A parody site where you can buy a pre-recorded Zoom Introduction (Bad Unicorn Drop #002)

Zoom Hypeman

Portrait of the maker

Whit Anderson and Ash

Maker

Maker

We learned all about the cost-benefit ratio of buying content for your site.
Made new accounts on Cameo and Fiverr for a source of video content.
Make sure to order days in advance before you actually need it depending on the creator.

Starter Stack
14
hours to build

Create a product with no-code for permissionless apprentice

What is it:

A parody site where you can buy a pre-recorded Zoom Introduction (Bad Unicorn Drop #002)

Maker Insight:

"We learned all about the cost-benefit ratio of buying content for your site.
Made new accounts on Cameo and Fiverr for a source of video content.
Make sure to order days in advance before you actually need it depending on the creator. "

What did I learn:

1. Creating a product or service doesn't need to be a 1 billion dollar opportunity - contrary to popular tech media today.
Do you need a business plan to get started? Absolutely not. How can you alleviate pain in some way. How can you bring together a really great experience by packaging it in a better way for your user in a niche audience? Perfect to start a side project and get initial audience and traction.

For example this product by Whit and Ash is smart because the problem is very relevant - zoom calls are all the rage in 2020 thanks to the pandemic. Because the problem is the top of everyone's mind, attending zoom calls it's easier to breakthrough and get noticed.

Timing matters in getting your side project or startup noticed. This no-code stack may not be a fancy dynamic web app but it quickly gets a product out into the wild like a good experiment tested. Validation is more important than building something big.

2. Create proof of concept for someone and use them as a way to get your product noticed. Fantastic way to launch.

1. Pablo Stanley is a famous designer with over 55k followers. How do you get him to comment or retweet your product in front of his audience? Not by directly asking. But by providing unique value to him that makes him stand out or look great.
I absolutely love the strategy used here. The validated their product, showed it worked, then essentially demoed it for everyone to see while a popular designer gushed about how amazing this was. Fantastic way to get buzz for your product.
https://twitter.com/pablostanley/status/1310589636981518337?s=20

2. Max Haining - This is another example about getting your product noticed by selectively picking an influencer in a target market that you want your product introduced to. It is essentially a free endorsement for your product in front of their audience. Brilliant.

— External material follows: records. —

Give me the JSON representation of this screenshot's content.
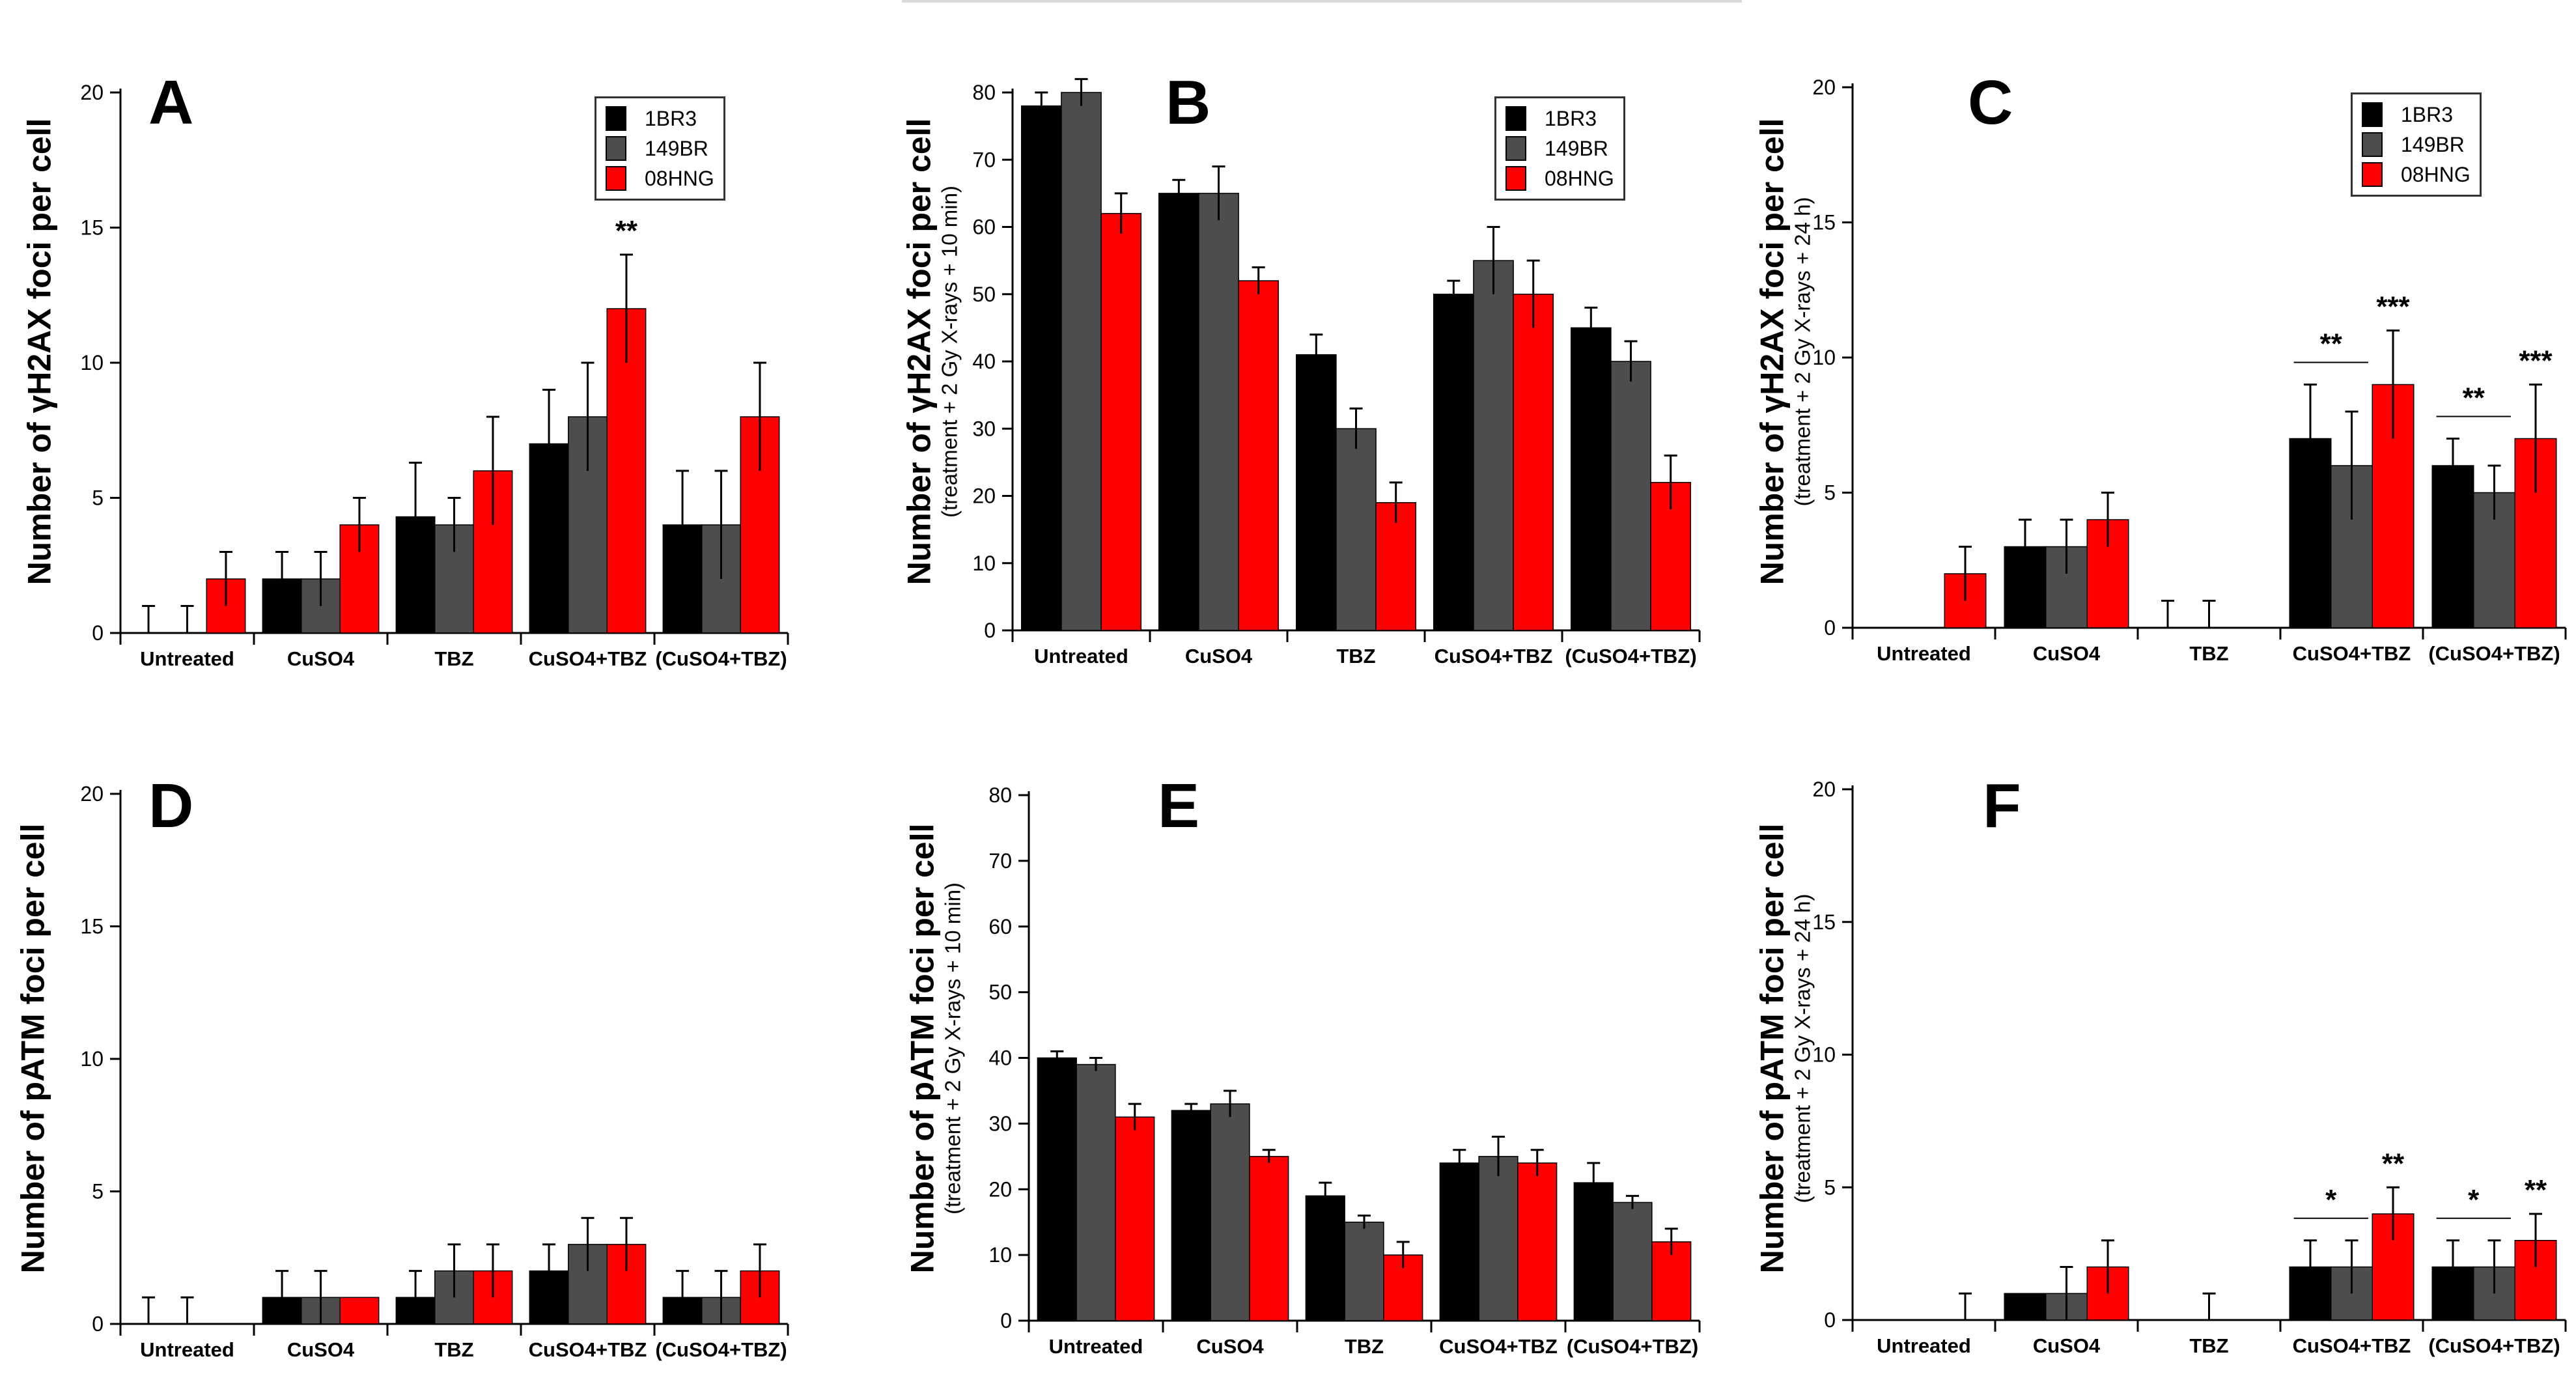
{
  "series_names": [
    "1BR3",
    "149BR",
    "08HNG"
  ],
  "colors": {
    "1BR3": "#000000",
    "149BR": "#4d4d4d",
    "08HNG": "#ff0000"
  },
  "chart_data": [
    {
      "panel": "A",
      "type": "bar",
      "ylabel": "Number of γH2AX foci per cell",
      "ylabel_sub": "",
      "ylim": [
        0,
        20
      ],
      "yticks": [
        0,
        5,
        10,
        15,
        20
      ],
      "categories": [
        "Untreated",
        "CuSO4",
        "TBZ",
        "CuSO4+TBZ",
        "(CuSO4+TBZ)"
      ],
      "legend": true,
      "legend_position": "top-right",
      "series": [
        {
          "name": "1BR3",
          "values": [
            0,
            2,
            4.3,
            7,
            4
          ],
          "errors": [
            1,
            1,
            2,
            2,
            2
          ]
        },
        {
          "name": "149BR",
          "values": [
            0,
            2,
            4,
            8,
            4
          ],
          "errors": [
            1,
            1,
            1,
            2,
            2
          ]
        },
        {
          "name": "08HNG",
          "values": [
            2,
            4,
            6,
            12,
            8
          ],
          "errors": [
            1,
            1,
            2,
            2,
            2
          ]
        }
      ],
      "annotations": [
        {
          "text": "**",
          "category": 3,
          "series": 2
        }
      ],
      "brackets": []
    },
    {
      "panel": "B",
      "type": "bar",
      "ylabel": "Number of γH2AX foci per cell",
      "ylabel_sub": "(treatment + 2 Gy X-rays + 10 min)",
      "ylim": [
        0,
        80
      ],
      "yticks": [
        0,
        10,
        20,
        30,
        40,
        50,
        60,
        70,
        80
      ],
      "categories": [
        "Untreated",
        "CuSO4",
        "TBZ",
        "CuSO4+TBZ",
        "(CuSO4+TBZ)"
      ],
      "legend": true,
      "legend_position": "top-right",
      "series": [
        {
          "name": "1BR3",
          "values": [
            78,
            65,
            41,
            50,
            45
          ],
          "errors": [
            2,
            2,
            3,
            2,
            3
          ]
        },
        {
          "name": "149BR",
          "values": [
            80,
            65,
            30,
            55,
            40
          ],
          "errors": [
            2,
            4,
            3,
            5,
            3
          ]
        },
        {
          "name": "08HNG",
          "values": [
            62,
            52,
            19,
            50,
            22
          ],
          "errors": [
            3,
            2,
            3,
            5,
            4
          ]
        }
      ],
      "annotations": [],
      "brackets": []
    },
    {
      "panel": "C",
      "type": "bar",
      "ylabel": "Number of γH2AX foci per cell",
      "ylabel_sub": "(treatment + 2 Gy X-rays + 24 h)",
      "ylim": [
        0,
        20
      ],
      "yticks": [
        0,
        5,
        10,
        15,
        20
      ],
      "categories": [
        "Untreated",
        "CuSO4",
        "TBZ",
        "CuSO4+TBZ",
        "(CuSO4+TBZ)"
      ],
      "legend": true,
      "legend_position": "top-right",
      "series": [
        {
          "name": "1BR3",
          "values": [
            0,
            3,
            0,
            7,
            6
          ],
          "errors": [
            0,
            1,
            1,
            2,
            1
          ]
        },
        {
          "name": "149BR",
          "values": [
            0,
            3,
            0,
            6,
            5
          ],
          "errors": [
            0,
            1,
            1,
            2,
            1
          ]
        },
        {
          "name": "08HNG",
          "values": [
            2,
            4,
            0,
            9,
            7
          ],
          "errors": [
            1,
            1,
            0,
            2,
            2
          ]
        }
      ],
      "annotations": [
        {
          "text": "***",
          "category": 3,
          "series": 2
        },
        {
          "text": "***",
          "category": 4,
          "series": 2
        }
      ],
      "brackets": [
        {
          "text": "**",
          "category": 3,
          "from": 0,
          "to": 1
        },
        {
          "text": "**",
          "category": 4,
          "from": 0,
          "to": 1
        }
      ]
    },
    {
      "panel": "D",
      "type": "bar",
      "ylabel": "Number of pATM foci per cell",
      "ylabel_sub": "",
      "ylim": [
        0,
        20
      ],
      "yticks": [
        0,
        5,
        10,
        15,
        20
      ],
      "categories": [
        "Untreated",
        "CuSO4",
        "TBZ",
        "CuSO4+TBZ",
        "(CuSO4+TBZ)"
      ],
      "legend": false,
      "legend_position": "",
      "series": [
        {
          "name": "1BR3",
          "values": [
            0,
            1,
            1,
            2,
            1
          ],
          "errors": [
            1,
            1,
            1,
            1,
            1
          ]
        },
        {
          "name": "149BR",
          "values": [
            0,
            1,
            2,
            3,
            1
          ],
          "errors": [
            1,
            1,
            1,
            1,
            1
          ]
        },
        {
          "name": "08HNG",
          "values": [
            0,
            1,
            2,
            3,
            2
          ],
          "errors": [
            0,
            0,
            1,
            1,
            1
          ]
        }
      ],
      "annotations": [],
      "brackets": []
    },
    {
      "panel": "E",
      "type": "bar",
      "ylabel": "Number of pATM foci per cell",
      "ylabel_sub": "(treatment + 2 Gy X-rays + 10 min)",
      "ylim": [
        0,
        80
      ],
      "yticks": [
        0,
        10,
        20,
        30,
        40,
        50,
        60,
        70,
        80
      ],
      "categories": [
        "Untreated",
        "CuSO4",
        "TBZ",
        "CuSO4+TBZ",
        "(CuSO4+TBZ)"
      ],
      "legend": false,
      "legend_position": "",
      "series": [
        {
          "name": "1BR3",
          "values": [
            40,
            32,
            19,
            24,
            21
          ],
          "errors": [
            1,
            1,
            2,
            2,
            3
          ]
        },
        {
          "name": "149BR",
          "values": [
            39,
            33,
            15,
            25,
            18
          ],
          "errors": [
            1,
            2,
            1,
            3,
            1
          ]
        },
        {
          "name": "08HNG",
          "values": [
            31,
            25,
            10,
            24,
            12
          ],
          "errors": [
            2,
            1,
            2,
            2,
            2
          ]
        }
      ],
      "annotations": [],
      "brackets": []
    },
    {
      "panel": "F",
      "type": "bar",
      "ylabel": "Number of pATM foci per cell",
      "ylabel_sub": "(treatment + 2 Gy X-rays + 24 h)",
      "ylim": [
        0,
        20
      ],
      "yticks": [
        0,
        5,
        10,
        15,
        20
      ],
      "categories": [
        "Untreated",
        "CuSO4",
        "TBZ",
        "CuSO4+TBZ",
        "(CuSO4+TBZ)"
      ],
      "legend": false,
      "legend_position": "",
      "series": [
        {
          "name": "1BR3",
          "values": [
            0,
            1,
            0,
            2,
            2
          ],
          "errors": [
            0,
            0,
            0,
            1,
            1
          ]
        },
        {
          "name": "149BR",
          "values": [
            0,
            1,
            0,
            2,
            2
          ],
          "errors": [
            0,
            1,
            1,
            1,
            1
          ]
        },
        {
          "name": "08HNG",
          "values": [
            0,
            2,
            0,
            4,
            3
          ],
          "errors": [
            1,
            1,
            0,
            1,
            1
          ]
        }
      ],
      "annotations": [
        {
          "text": "**",
          "category": 3,
          "series": 2
        },
        {
          "text": "**",
          "category": 4,
          "series": 2
        }
      ],
      "brackets": [
        {
          "text": "*",
          "category": 3,
          "from": 0,
          "to": 1
        },
        {
          "text": "*",
          "category": 4,
          "from": 0,
          "to": 1
        }
      ]
    }
  ]
}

https://twitter.com/HainingMax/status/1310549625124913156?s=20

3. Small launches add up like compounding interest.
What's the overall strategy and long game for Bad Unicorn? The umbrella concept created by the creators of this app, Whit and Ash? I don't know their roadmap, but an essential strategy that I have found works and increases your odds of success aren't massive big launches. They are small successive launches. The reason is if you are starting out from a position of weakness, meaning you don't have an established audience. How are you going to get your product in front of people?

Big launches small iterations or parts of your product building into a larger product.

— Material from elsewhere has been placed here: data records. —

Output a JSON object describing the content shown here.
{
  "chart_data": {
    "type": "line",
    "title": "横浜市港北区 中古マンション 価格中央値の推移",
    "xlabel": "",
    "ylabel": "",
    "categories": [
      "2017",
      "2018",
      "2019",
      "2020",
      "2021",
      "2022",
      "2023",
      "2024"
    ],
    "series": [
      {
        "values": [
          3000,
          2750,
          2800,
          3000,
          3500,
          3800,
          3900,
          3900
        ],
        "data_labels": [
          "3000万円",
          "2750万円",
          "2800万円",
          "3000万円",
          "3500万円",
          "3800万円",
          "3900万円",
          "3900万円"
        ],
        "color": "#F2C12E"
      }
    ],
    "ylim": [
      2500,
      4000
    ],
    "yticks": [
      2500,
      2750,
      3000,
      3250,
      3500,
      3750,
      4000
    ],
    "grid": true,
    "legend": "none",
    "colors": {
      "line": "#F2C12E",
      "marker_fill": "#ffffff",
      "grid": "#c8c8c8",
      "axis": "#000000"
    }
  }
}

In this case each product Bad Unicorn has launched may not be directly related to each other. However, each product does address an interest, technology or problem within all the same niche audience. The creator, tech, no-code niche audience.

Proof is in the growth of their newsletter sign up and twitter following for BadUnicorn is now in the thousands after just a couple of months.

A mistake I see a lot of Makers make? Launch products unrelated to the audience that they serve. You cannot build off of each other. You never know when your product might be the one that really takes off, you can increase your chances that each effort will not be for not, by launching to the same audience, who has a similar interest or pain point. Increasing your odds of success with each successive product you launch to that audience.